JAKARTA – Sesuai dengan amanat Presiden Joko Widodo, yakni investasi merupakan kunci dari pertumbuhan ekonomi bangsa, Kementerian Agraria dan Tata Ruang/Badan Pertanahan Nasional (ATR/BPN) terus berupaya melakukan penyederhanaan regulasi. Harapannya, dengan mempermudah proses birokrasi bisa semakin tinggi pula minat investasi di Indonesia.
Sekretaris Jenderal (Sekjen) Kementerian ATR/BPN, Suyus Windayana mengatakan, salah satu langkah yang dilakukan saat ini ialah mempermudah warga asing untuk memiliki properti di Indonesia.
“Pemerintah yakin dengan kehadiran warga negara asing yang melakukan aktivitas di Indonesia bisa meningkatkan daya saing Indonesia,” ujarnya dalam acara Sosialisasi Regulasi Kepemilikan Hunian untuk Orang Asing di Jakarta, Kamis (3/8/2023).
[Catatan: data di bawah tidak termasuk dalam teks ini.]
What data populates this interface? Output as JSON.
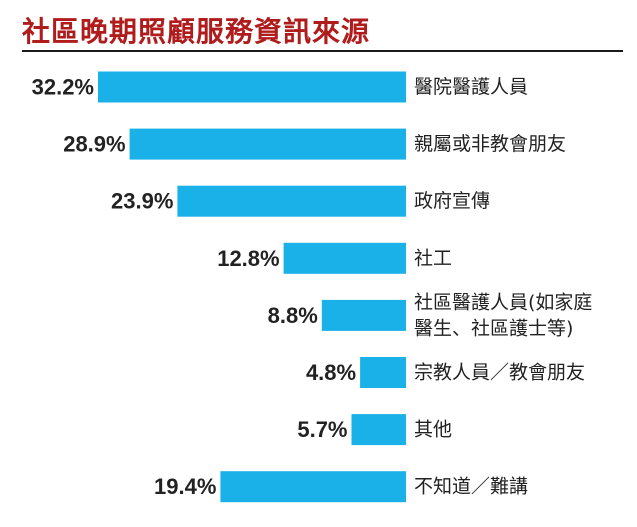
{
  "title": "社區晚期照顧服務資訊來源",
  "colors": {
    "title": "#b01c1c",
    "bar": "#1ab1e8",
    "text": "#222222",
    "rule": "#1a1a1a"
  },
  "chart_data": {
    "type": "bar",
    "orientation": "horizontal",
    "title": "社區晚期照顧服務資訊來源",
    "unit": "%",
    "categories": [
      [
        "醫院醫護人員"
      ],
      [
        "親屬或非教會朋友"
      ],
      [
        "政府宣傳"
      ],
      [
        "社工"
      ],
      [
        "社區醫護人員(如家庭",
        "醫生、社區護士等)"
      ],
      [
        "宗教人員／教會朋友"
      ],
      [
        "其他"
      ],
      [
        "不知道／難講"
      ]
    ],
    "values": [
      32.2,
      28.9,
      23.9,
      12.8,
      8.8,
      4.8,
      5.7,
      19.4
    ],
    "value_labels": [
      "32.2%",
      "28.9%",
      "23.9%",
      "12.8%",
      "8.8%",
      "4.8%",
      "5.7%",
      "19.4%"
    ],
    "xlim": [
      0,
      32.2
    ],
    "grid": false,
    "legend": "none"
  }
}
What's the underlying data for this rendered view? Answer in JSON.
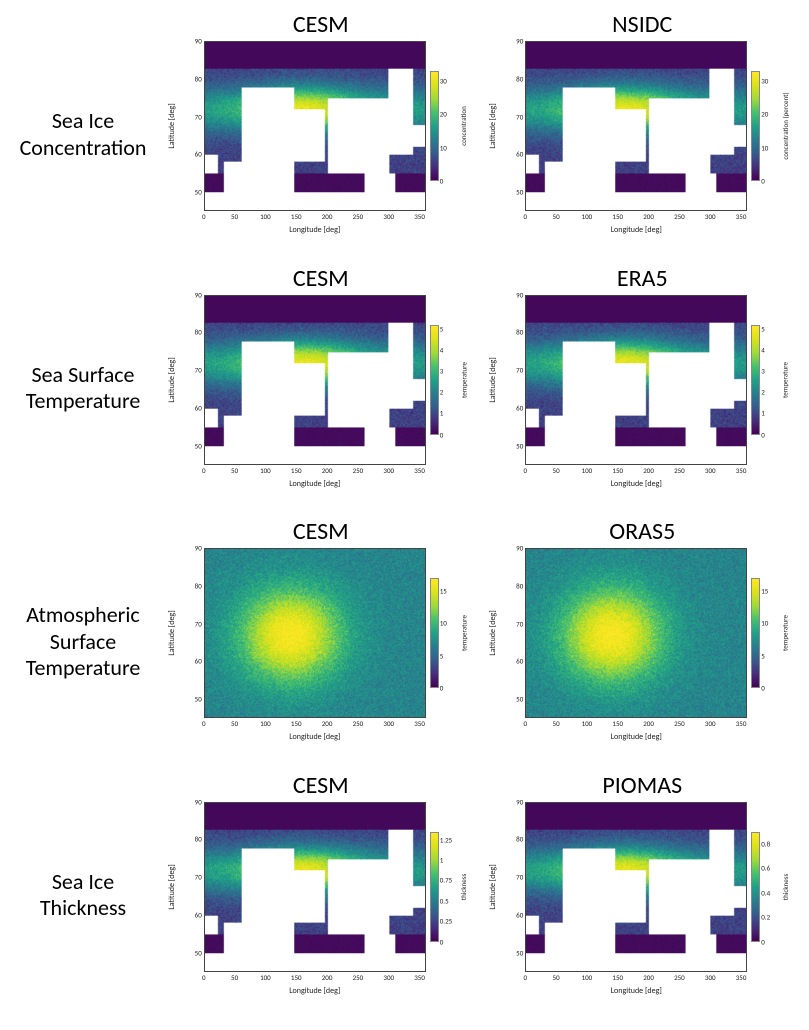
{
  "axis": {
    "xlabel": "Longitude [deg]",
    "ylabel": "Latitude [deg]",
    "xticks": [
      0,
      50,
      100,
      150,
      200,
      250,
      300,
      350
    ],
    "yticks": [
      50,
      60,
      70,
      80,
      90
    ],
    "xlim": [
      0,
      360
    ],
    "ylim": [
      45,
      90
    ],
    "tick_fontsize": 7,
    "label_fontsize": 8,
    "title_fontsize": 24,
    "rowlabel_fontsize": 22
  },
  "cmap": {
    "name": "viridis",
    "stops": [
      [
        0.0,
        "#440154"
      ],
      [
        0.13,
        "#46307e"
      ],
      [
        0.25,
        "#365c8d"
      ],
      [
        0.38,
        "#277f8e"
      ],
      [
        0.5,
        "#1fa187"
      ],
      [
        0.63,
        "#4ac16d"
      ],
      [
        0.75,
        "#a0da39"
      ],
      [
        0.88,
        "#dce319"
      ],
      [
        1.0,
        "#fde725"
      ]
    ]
  },
  "rows": [
    {
      "label": "Sea Ice Concentration",
      "clabel": "concentration",
      "clabel_right": "concentration (percent)",
      "land_color": "#ffffff",
      "show_land": true,
      "full_field": false,
      "left": {
        "title": "CESM",
        "cticks": [
          0,
          10,
          20,
          30
        ],
        "crange": [
          0,
          33
        ]
      },
      "right": {
        "title": "NSIDC",
        "cticks": [
          0,
          10,
          20,
          30
        ],
        "crange": [
          0,
          33
        ]
      }
    },
    {
      "label": "Sea Surface Temperature",
      "clabel": "temperature",
      "land_color": "#ffffff",
      "show_land": true,
      "full_field": false,
      "left": {
        "title": "CESM",
        "cticks": [
          0,
          1,
          2,
          3,
          4,
          5
        ],
        "crange": [
          0,
          5.2
        ]
      },
      "right": {
        "title": "ERA5",
        "cticks": [
          0,
          1,
          2,
          3,
          4,
          5
        ],
        "crange": [
          0,
          5.2
        ]
      }
    },
    {
      "label": "Atmospheric Surface Temperature",
      "clabel": "temperature",
      "land_color": "#ffffff",
      "show_land": false,
      "full_field": true,
      "left": {
        "title": "CESM",
        "cticks": [
          0,
          5,
          10,
          15
        ],
        "crange": [
          0,
          17
        ]
      },
      "right": {
        "title": "ORAS5",
        "cticks": [
          0,
          5,
          10,
          15
        ],
        "crange": [
          0,
          17
        ]
      }
    },
    {
      "label": "Sea Ice Thickness",
      "clabel": "thickness",
      "land_color": "#ffffff",
      "show_land": true,
      "full_field": false,
      "left": {
        "title": "CESM",
        "cticks": [
          0.0,
          0.25,
          0.5,
          0.75,
          1.0,
          1.25
        ],
        "crange": [
          0,
          1.35
        ]
      },
      "right": {
        "title": "PIOMAS",
        "cticks": [
          0.0,
          0.2,
          0.4,
          0.6,
          0.8
        ],
        "crange": [
          0,
          0.9
        ]
      }
    }
  ],
  "land_blocks": [
    [
      0,
      55,
      20,
      60,
      1
    ],
    [
      30,
      45,
      90,
      58,
      1
    ],
    [
      60,
      45,
      145,
      78,
      1
    ],
    [
      145,
      58,
      195,
      72,
      1
    ],
    [
      200,
      55,
      300,
      75,
      1
    ],
    [
      260,
      45,
      310,
      55,
      1
    ],
    [
      300,
      60,
      340,
      84,
      1
    ],
    [
      340,
      62,
      360,
      68,
      1
    ],
    [
      0,
      45,
      360,
      50,
      0
    ]
  ]
}
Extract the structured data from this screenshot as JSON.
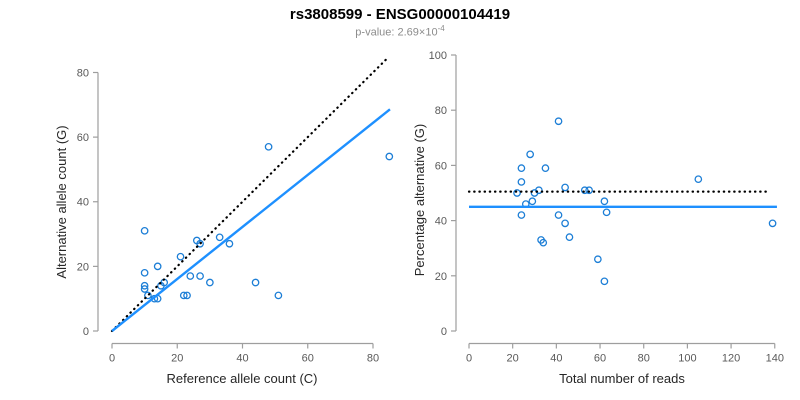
{
  "title": "rs3808599 - ENSG00000104419",
  "subtitle": {
    "text": "p-value: 2.69×10",
    "exponent": "-4"
  },
  "colors": {
    "points": "#1c7ed6",
    "fit_line": "#1e90ff",
    "reference_line": "#000000",
    "axis_line": "#9e9e9e",
    "tick_label": "#595959",
    "axis_title": "#262626"
  },
  "chart_data": [
    {
      "type": "scatter",
      "panel": "left",
      "xlabel": "Reference allele count (C)",
      "ylabel": "Alternative allele count (G)",
      "xlim": [
        0,
        85
      ],
      "ylim": [
        0,
        84
      ],
      "xticks": [
        0,
        20,
        40,
        60,
        80
      ],
      "yticks": [
        0,
        20,
        40,
        60,
        80
      ],
      "grid": false,
      "legend": "none",
      "points": [
        [
          10,
          31
        ],
        [
          26,
          28
        ],
        [
          27,
          27
        ],
        [
          33,
          29
        ],
        [
          36,
          27
        ],
        [
          21,
          23
        ],
        [
          14,
          20
        ],
        [
          10,
          18
        ],
        [
          24,
          17
        ],
        [
          27,
          17
        ],
        [
          30,
          15
        ],
        [
          44,
          15
        ],
        [
          10,
          14
        ],
        [
          10,
          13
        ],
        [
          16,
          15
        ],
        [
          15,
          14
        ],
        [
          11,
          11
        ],
        [
          13,
          10
        ],
        [
          14,
          10
        ],
        [
          22,
          11
        ],
        [
          23,
          11
        ],
        [
          48,
          57
        ],
        [
          85,
          54
        ],
        [
          51,
          11
        ]
      ],
      "lines": [
        {
          "name": "identity-line",
          "style": "dotted",
          "color_key": "reference_line",
          "x1": 0,
          "y1": 0,
          "x2": 84,
          "y2": 84
        },
        {
          "name": "fit-line",
          "style": "solid",
          "color_key": "fit_line",
          "x1": 0,
          "y1": 0,
          "x2": 85.2,
          "y2": 68.6
        }
      ]
    },
    {
      "type": "scatter",
      "panel": "right",
      "xlabel": "Total number of reads",
      "ylabel": "Percentage alternative (G)",
      "xlim": [
        0,
        142
      ],
      "ylim": [
        0,
        100
      ],
      "xticks": [
        0,
        20,
        40,
        60,
        80,
        100,
        120,
        140
      ],
      "yticks": [
        0,
        20,
        40,
        60,
        80,
        100
      ],
      "grid": false,
      "legend": "none",
      "points": [
        [
          41,
          76
        ],
        [
          28,
          64
        ],
        [
          24,
          59
        ],
        [
          35,
          59
        ],
        [
          24,
          54
        ],
        [
          105,
          55
        ],
        [
          44,
          52
        ],
        [
          22,
          50
        ],
        [
          30,
          50
        ],
        [
          32,
          51
        ],
        [
          53,
          51
        ],
        [
          55,
          51
        ],
        [
          29,
          47
        ],
        [
          26,
          46
        ],
        [
          62,
          47
        ],
        [
          24,
          42
        ],
        [
          41,
          42
        ],
        [
          63,
          43
        ],
        [
          139,
          39
        ],
        [
          44,
          39
        ],
        [
          33,
          33
        ],
        [
          34,
          32
        ],
        [
          46,
          34
        ],
        [
          59,
          26
        ],
        [
          62,
          18
        ]
      ],
      "lines": [
        {
          "name": "expected-percentage-line",
          "style": "dotted",
          "color_key": "reference_line",
          "x1": 0,
          "y1": 50.5,
          "x2": 137,
          "y2": 50.5
        },
        {
          "name": "mean-percentage-line",
          "style": "solid",
          "color_key": "fit_line",
          "x1": 0,
          "y1": 45,
          "x2": 141,
          "y2": 45
        }
      ]
    }
  ]
}
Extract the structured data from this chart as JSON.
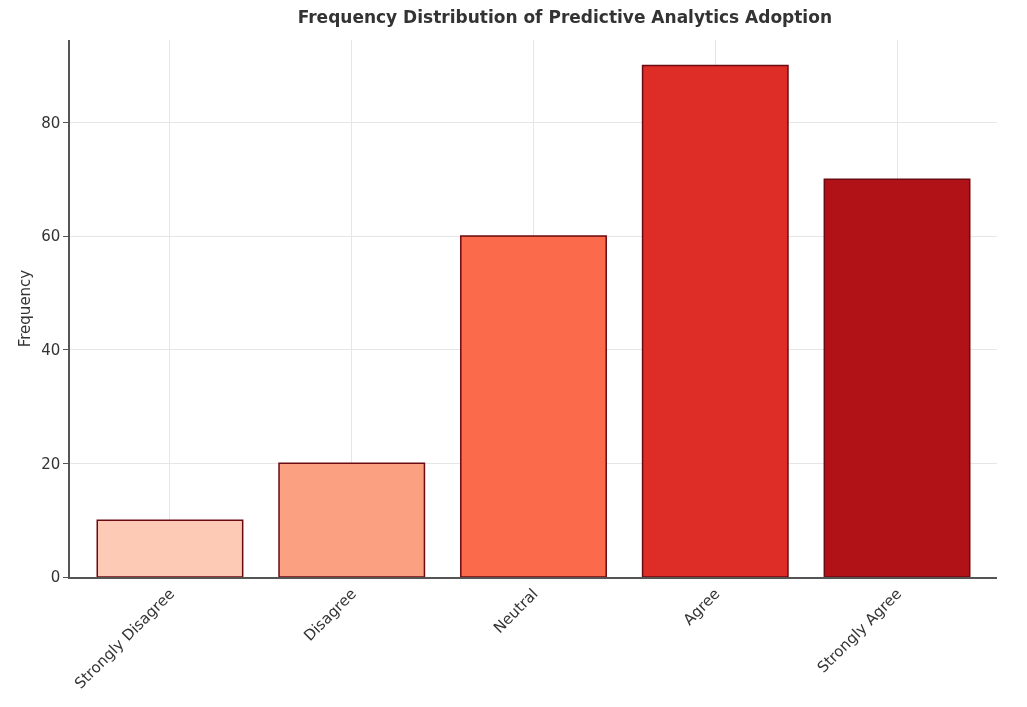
{
  "chart_data": {
    "type": "bar",
    "title": "Frequency Distribution of Predictive Analytics Adoption",
    "ylabel": "Frequency",
    "categories": [
      "Strongly Disagree",
      "Disagree",
      "Neutral",
      "Agree",
      "Strongly Agree"
    ],
    "values": [
      10,
      20,
      60,
      90,
      70
    ],
    "colors": [
      "#fdcab5",
      "#fca082",
      "#fb6a4a",
      "#de2d26",
      "#b11218"
    ],
    "ylim": [
      0,
      94.5
    ],
    "yticks": [
      0,
      20,
      40,
      60,
      80
    ],
    "grid": true
  }
}
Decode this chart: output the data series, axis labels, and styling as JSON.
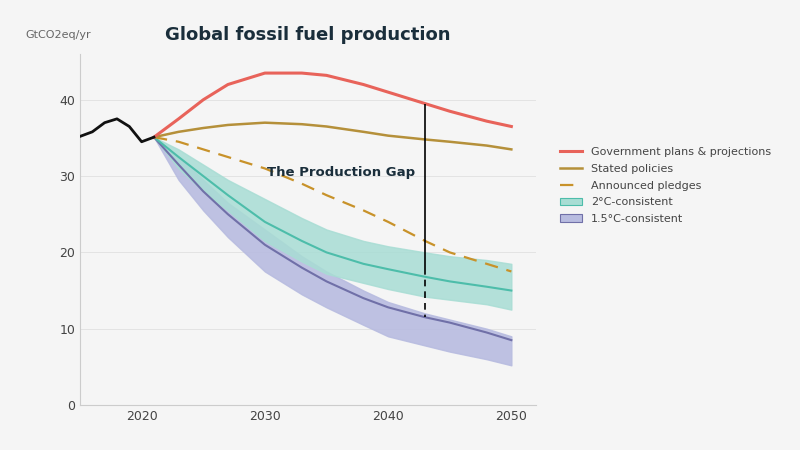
{
  "title": "Global fossil fuel production",
  "ylabel": "GtCO2eq/yr",
  "background_color": "#f5f5f5",
  "plot_bg_color": "#f5f5f5",
  "years_hist": [
    2015,
    2016,
    2017,
    2018,
    2019,
    2020,
    2021
  ],
  "hist_values": [
    35.2,
    35.8,
    37.0,
    37.5,
    36.5,
    34.5,
    35.1
  ],
  "years_proj": [
    2021,
    2023,
    2025,
    2027,
    2030,
    2033,
    2035,
    2038,
    2040,
    2043,
    2045,
    2048,
    2050
  ],
  "gov_plans": [
    35.1,
    37.5,
    40.0,
    42.0,
    43.5,
    43.5,
    43.2,
    42.0,
    41.0,
    39.5,
    38.5,
    37.2,
    36.5
  ],
  "stated_policies": [
    35.1,
    35.8,
    36.3,
    36.7,
    37.0,
    36.8,
    36.5,
    35.8,
    35.3,
    34.8,
    34.5,
    34.0,
    33.5
  ],
  "announced_pledges": [
    35.1,
    34.5,
    33.5,
    32.5,
    31.0,
    29.0,
    27.5,
    25.5,
    24.0,
    21.5,
    20.0,
    18.5,
    17.5
  ],
  "years_2c": [
    2021,
    2023,
    2025,
    2027,
    2030,
    2033,
    2035,
    2038,
    2040,
    2043,
    2045,
    2048,
    2050
  ],
  "line_2c": [
    35.1,
    32.5,
    30.0,
    27.5,
    24.0,
    21.5,
    20.0,
    18.5,
    17.8,
    16.8,
    16.2,
    15.5,
    15.0
  ],
  "band_2c_upper": [
    35.1,
    33.5,
    31.5,
    29.5,
    27.0,
    24.5,
    23.0,
    21.5,
    20.8,
    20.0,
    19.5,
    19.0,
    18.5
  ],
  "band_2c_lower": [
    35.1,
    31.0,
    28.0,
    25.5,
    21.5,
    18.8,
    17.2,
    16.0,
    15.2,
    14.2,
    13.8,
    13.2,
    12.5
  ],
  "years_15c": [
    2021,
    2023,
    2025,
    2027,
    2030,
    2033,
    2035,
    2038,
    2040,
    2043,
    2045,
    2048,
    2050
  ],
  "line_15c": [
    35.1,
    31.5,
    28.0,
    25.0,
    21.0,
    18.0,
    16.2,
    14.0,
    12.8,
    11.5,
    10.8,
    9.5,
    8.5
  ],
  "band_15c_upper": [
    35.1,
    32.5,
    29.5,
    26.5,
    23.0,
    19.5,
    17.5,
    15.0,
    13.5,
    12.0,
    11.2,
    10.0,
    9.0
  ],
  "band_15c_lower": [
    35.1,
    29.5,
    25.5,
    22.0,
    17.5,
    14.5,
    12.8,
    10.5,
    9.0,
    7.8,
    7.0,
    6.0,
    5.2
  ],
  "color_hist": "#111111",
  "color_gov": "#e8635a",
  "color_stated": "#b5903a",
  "color_pledges": "#c8922a",
  "color_2c_line": "#4dbdaa",
  "color_2c_band": "#a8ddd4",
  "color_15c_line": "#7070a8",
  "color_15c_band": "#b8bce0",
  "ylim": [
    0,
    46
  ],
  "xlim": [
    2015,
    2052
  ],
  "production_gap_x": 2043,
  "production_gap_label": "The Production Gap",
  "yticks": [
    0,
    10,
    20,
    30,
    40
  ],
  "xticks": [
    2020,
    2030,
    2040,
    2050
  ]
}
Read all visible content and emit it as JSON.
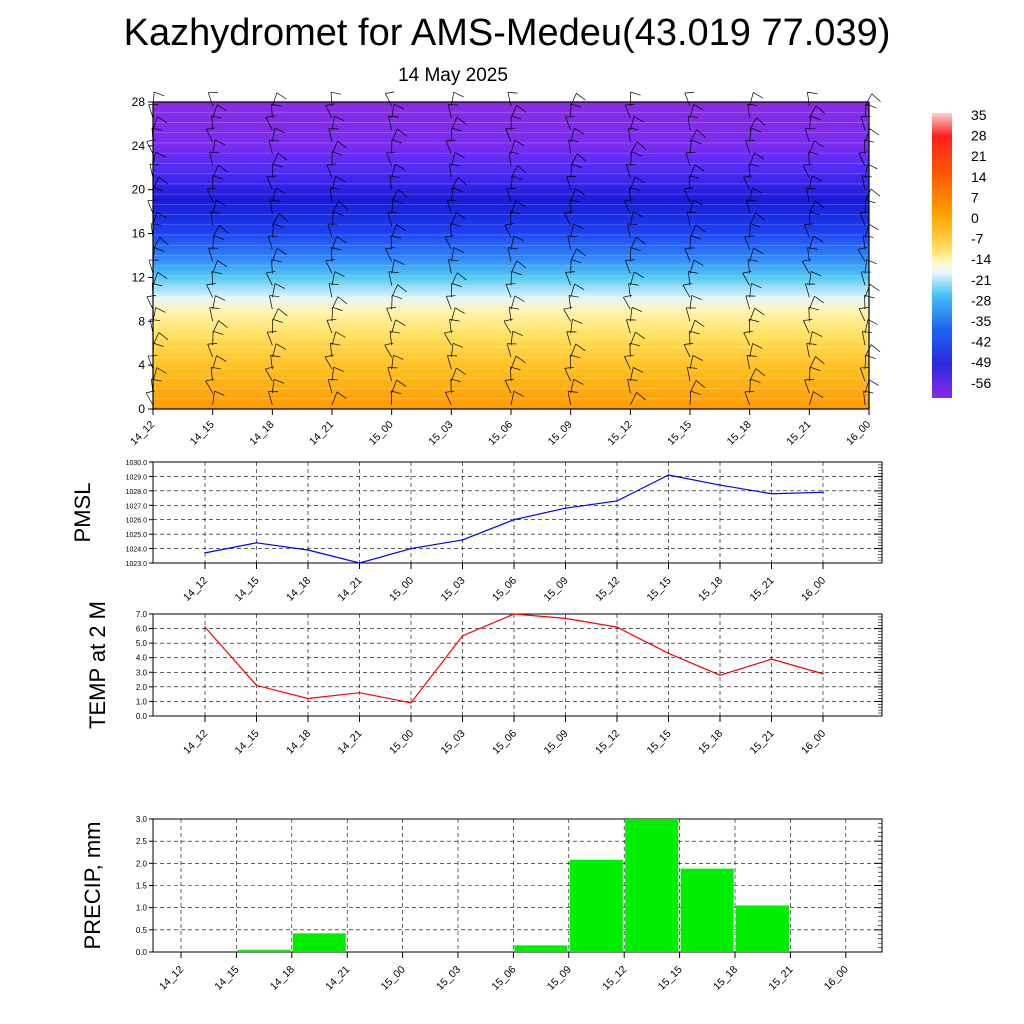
{
  "title": "Kazhydromet for AMS-Medeu(43.019 77.039)",
  "subtitle": "14 May 2025",
  "colors": {
    "pmsl_line": "#0000ff",
    "temp_line": "#ff0000",
    "precip_bar": "#00ee00",
    "grid": "#000000"
  },
  "chart_data": [
    {
      "type": "heatmap",
      "title": "",
      "ylim": [
        0,
        28
      ],
      "y_ticks": [
        "0",
        "4",
        "8",
        "12",
        "16",
        "20",
        "24",
        "28"
      ],
      "x_ticks": [
        "14_12",
        "14_15",
        "14_18",
        "14_21",
        "15_00",
        "15_03",
        "15_06",
        "15_09",
        "15_12",
        "15_15",
        "15_18",
        "15_21",
        "16_00"
      ],
      "colorbar_labels": [
        "35",
        "28",
        "21",
        "14",
        "7",
        "0",
        "-7",
        "-14",
        "-21",
        "-28",
        "-35",
        "-42",
        "-49",
        "-56"
      ],
      "overlay": "wind barbs"
    },
    {
      "type": "line",
      "ylabel": "PMSL",
      "ylim": [
        1023.0,
        1030.0
      ],
      "y_ticks": [
        "1023.0",
        "1024.0",
        "1025.0",
        "1026.0",
        "1027.0",
        "1028.0",
        "1029.0",
        "1030.0"
      ],
      "categories": [
        "14_12",
        "14_15",
        "14_18",
        "14_21",
        "15_00",
        "15_03",
        "15_06",
        "15_09",
        "15_12",
        "15_15",
        "15_18",
        "15_21",
        "16_00"
      ],
      "values": [
        1023.7,
        1024.4,
        1023.9,
        1023.0,
        1024.0,
        1024.6,
        1026.0,
        1026.8,
        1027.3,
        1029.1,
        1028.4,
        1027.8,
        1027.9
      ],
      "grid": true
    },
    {
      "type": "line",
      "ylabel": "TEMP at 2 M",
      "ylim": [
        0.0,
        7.0
      ],
      "y_ticks": [
        "0.0",
        "1.0",
        "2.0",
        "3.0",
        "4.0",
        "5.0",
        "6.0",
        "7.0"
      ],
      "categories": [
        "14_12",
        "14_15",
        "14_18",
        "14_21",
        "15_00",
        "15_03",
        "15_06",
        "15_09",
        "15_12",
        "15_15",
        "15_18",
        "15_21",
        "16_00"
      ],
      "values": [
        6.1,
        2.1,
        1.2,
        1.6,
        0.9,
        5.5,
        7.0,
        6.7,
        6.1,
        4.3,
        2.8,
        3.9,
        2.9
      ],
      "grid": true
    },
    {
      "type": "bar",
      "ylabel": "PRECIP, mm",
      "ylim": [
        0.0,
        3.0
      ],
      "y_ticks": [
        "0.0",
        "0.5",
        "1.0",
        "1.5",
        "2.0",
        "2.5",
        "3.0"
      ],
      "categories": [
        "14_12",
        "14_15",
        "14_18",
        "14_21",
        "15_00",
        "15_03",
        "15_06",
        "15_09",
        "15_12",
        "15_15",
        "15_18",
        "15_21",
        "16_00"
      ],
      "values": [
        0.0,
        0.05,
        0.42,
        0.0,
        0.0,
        0.0,
        0.15,
        2.08,
        3.0,
        1.88,
        1.05,
        0.0,
        0.0
      ],
      "grid": true
    }
  ]
}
Dia menjelaskan, dengan mudahnya para investor dari luar negeri untuk memiliki properti di Indonesia maka akan tercipta multiplier effect seperti terbukanya lowongan pekerjaan, menekan angka kemiskinan, hingga terciptanya kemakmuran. Oleh karena itu, pemerintah berupaya untuk mendukung hal tersebut.
Kondisi ini juga didukung oleh tingginya minat investor untuk menanamkan modalnya di negara-negara Asia Tenggara beberapa tahun belakangan.
“Indonesia memiliki potensi besar untuk menarik pangsa pasar asing karena Indonesia memiliki pasar yang sangat besar dan panorama alam yang sangat indah, terutama di tiga destinasi, yakni Jakarta, Batam, dan Bali,” tutur Suyus Windayana.
Sejauh ini beberapa aturan telah dikeluarkan demi mempermudah proses kepemilikan aset bagi warga asing. Salah satunya ialah saat ini warga asing yang memenuhi syarat bisa memiliki hak berjangka seperti Hak Pakai dan Hak Guna Bangunan (HGB).
Namun, Sekjen Kementerian ATR/BPN menyampaikan, masih ada beberapa kendala yang menghambat warga asing untuk memiliki properti di Indonesia.
“Hambatannya pertama, saat ini orang asing yang mau beli rumah harus punya Kartu Izin Tinggal Terbatas (KITAS) dan Kartu Izin Tinggal Tetap (KITAP), kemudian harus di atas Hak Pakai untuk yang satuan rumah susun, ini yang akan kita hilangkan. Lalu, ada di beberapa daerah yang di aplikasinya harus punya Nomor Induk Kependudukan (NIK), sementara orang asing kan tidak punya, hal-hal ini harus kita sesuaikan,” pungkas Suyus Windayana.